Previous post provided daily production and number of wells in the Bakken area and North Dakota overall.
The accountant in me wanted to see the per well data with that same breakout. What did I find?
Productivity of wells outside Bakken is declining. In the Bakken area productivity is much higher and increasing.
Here is the average barrels per day per well. The averages are for NOrth Dakota in total, Bakken only, and then all others outside Bakken:
- ND / Bakken / other / date
- 33.4 / 39.6 / 32.8 / early 2007
- 47.5 / 117.3 / 26.8 / early 2009
- 84.0 / 142.2 / 22.6 / November 2011
Cool – 142 barrels per day. I don’t know much about oil, but that seems impressive to me.

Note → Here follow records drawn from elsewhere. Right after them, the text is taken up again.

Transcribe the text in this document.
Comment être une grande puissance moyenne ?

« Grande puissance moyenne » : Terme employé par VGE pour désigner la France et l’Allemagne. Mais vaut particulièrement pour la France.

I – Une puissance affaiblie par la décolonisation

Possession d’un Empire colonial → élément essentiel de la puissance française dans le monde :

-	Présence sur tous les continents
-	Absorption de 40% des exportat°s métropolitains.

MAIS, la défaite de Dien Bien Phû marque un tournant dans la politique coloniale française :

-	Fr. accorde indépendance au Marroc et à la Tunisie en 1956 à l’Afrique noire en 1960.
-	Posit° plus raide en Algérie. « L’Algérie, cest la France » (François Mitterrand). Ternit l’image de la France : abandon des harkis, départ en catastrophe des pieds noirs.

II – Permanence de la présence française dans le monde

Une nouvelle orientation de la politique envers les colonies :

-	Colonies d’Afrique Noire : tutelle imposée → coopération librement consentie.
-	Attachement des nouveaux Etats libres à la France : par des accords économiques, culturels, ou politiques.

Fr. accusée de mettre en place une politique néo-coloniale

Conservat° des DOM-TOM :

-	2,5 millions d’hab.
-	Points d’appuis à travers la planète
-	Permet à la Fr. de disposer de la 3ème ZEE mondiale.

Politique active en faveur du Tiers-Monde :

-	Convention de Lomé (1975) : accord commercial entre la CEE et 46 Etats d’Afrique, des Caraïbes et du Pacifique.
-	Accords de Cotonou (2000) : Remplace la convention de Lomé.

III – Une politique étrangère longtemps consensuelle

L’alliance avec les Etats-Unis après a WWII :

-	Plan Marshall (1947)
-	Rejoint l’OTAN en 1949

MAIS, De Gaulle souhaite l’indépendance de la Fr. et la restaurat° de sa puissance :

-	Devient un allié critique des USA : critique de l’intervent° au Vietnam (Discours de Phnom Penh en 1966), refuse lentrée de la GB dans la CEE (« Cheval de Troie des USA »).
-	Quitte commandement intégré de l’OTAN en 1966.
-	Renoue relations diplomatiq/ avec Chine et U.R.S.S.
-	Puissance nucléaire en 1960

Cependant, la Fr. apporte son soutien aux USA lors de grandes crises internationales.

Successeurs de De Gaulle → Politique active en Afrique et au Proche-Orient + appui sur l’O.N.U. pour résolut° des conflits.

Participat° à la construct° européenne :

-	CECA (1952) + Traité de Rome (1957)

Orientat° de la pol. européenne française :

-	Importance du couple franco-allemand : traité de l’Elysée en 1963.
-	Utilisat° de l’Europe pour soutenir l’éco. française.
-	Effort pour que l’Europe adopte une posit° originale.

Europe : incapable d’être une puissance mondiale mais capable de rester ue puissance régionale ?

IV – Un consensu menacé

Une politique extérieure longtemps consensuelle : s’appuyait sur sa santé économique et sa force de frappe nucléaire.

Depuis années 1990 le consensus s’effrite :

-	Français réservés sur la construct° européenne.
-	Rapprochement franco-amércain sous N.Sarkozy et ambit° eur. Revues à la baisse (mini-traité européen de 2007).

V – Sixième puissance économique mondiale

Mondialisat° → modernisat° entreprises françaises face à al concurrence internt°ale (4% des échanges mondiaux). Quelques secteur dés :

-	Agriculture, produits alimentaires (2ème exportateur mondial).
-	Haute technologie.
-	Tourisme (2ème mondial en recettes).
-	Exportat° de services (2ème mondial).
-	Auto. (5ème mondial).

The trend even more so.
So that you can revise, recalculate, or challenge my calculations, here’s the data I used:
From the North Dakota Department of Mineral Resources:
- 70,168 bopd – 3,102 wells – January 2004
- 115,028 bopd – 3,440 wells – January 2007
- 187,733 bopd – 3,951 wells – January 2009
- 510,452 bopd – 6,079 wells – November 2011
- 575,490 bopd – 6,636 wells – March 2012
Bakken production info was extracted by Geo ExPro in their article From Trickle to Gusher: the Bakken Oil Story
- 1,500 bpd in 2004
- 12,000 bopd – 303 wells – 2007
- 106,000 bopd – 904 wells – early 2009
- 443,425 bopd – 3,118 wells – November 2011
Just a quick comment since you mentioned you’re not an oil guy.
The way a field works is you drill holes and on day 1 a big number of barrels per say comes out of that hole. Maybe 1500 barrels/day for a Bakken well. But 6 months later it’s already dying. Horizontal wells die vertically, it is said. The right side of the peak on their chart is very steep. Vertical.
So that 142 number you are celebrating is the sum of ENORMOUS amounts of drilling to counter the deaths of a GROWING number of wells that have already been drilled. The bad news is that every single day, each of those wells gets older and dies a bit more, and the more holes you drill, the more such declines arrive 6-12 months later.
The Bakken is hugely different from Saudi Arabian fields. They have wells producing thousands of barrels per day for decades. When you hear talk that the Bakken has wells that will produce for decades, they mean something different. That Bakken well produced 1500 bpd on day one and in 20 years will produce maybe 1 barrel/day. A point is reached where maintenance on that well, just replacing rusting parts, exceeds that tiny trickle coming out. Then you shut it down.
This is what “empty” looks like. But for now, not that. For now you have spasms of frantic drilling to try to overcome the vertical declines from wells already drilled. When the frantic effort can no longer do that, the peak in production/day is defined.
Owen, thanks for taking the time to comment. Good things to ponder.
I’m aware there is a rapid drop after IP. The sharp drop is in the very early production. Then it hits a gentle, slow decline that runs for a very, very long time. Page 10 of this presentation, https://www.dmr.nd.gov/oilgas/presentations/WBPC2011Activity.pdf, has an insightful graph. Not sure I understand the depth of the immediate drop. That shows what you described, extreme concentration of the production early on.
I did a little math…The graph suggests a typical well will maintain an average of 52bopd for years 4 through 14 and around 15bopd for years 15 through 25. That isn’t exactly dying.
In the those two segments I describe, that’s 1,560bopm and 450bopm. At $70/bbl, that would be in the ballpark of $1.3 million a year for 11 years and then around $380,000 a year for each of another 11 years.
Not great, but not even close to the 1bopd you mentioned. I’d be quite happy with the royalties off that production for years 4 through 25.
I am scratching my head about that rapid drop though. My professional training is in accounting. I look for patterns and relationships. One pattern I keep looking for and not seeing is the rapid rise in the per-well production.
Look at this data, pulled from the ND state site.
Number of wells in Bakken only in the December months of ’06 through ’11 and june ’12: 289, 446, 868, 1,332, 2,064, 3,274, 4,141. That’s an increase of 157, 422, 464, 732, 1210, 867.
With production accelerating like that, the average production should be shooting through the roof. That rate of increase should produce an especially rapid increase in producing rates in 2011 and the first part of 2012. The increase should be extremely huge if wells are essentially dead after 6 or 12 months, as you suggest.
Yet, here is the average daily production in December of each year and June 2012: 35, 74, 130, 124, 133, 142, 144. The big increase was in 2007 and 2008. Since then about stable.
Like I said, I’m still scratching my head.
Thanks again for your thoughts. Got me thinking.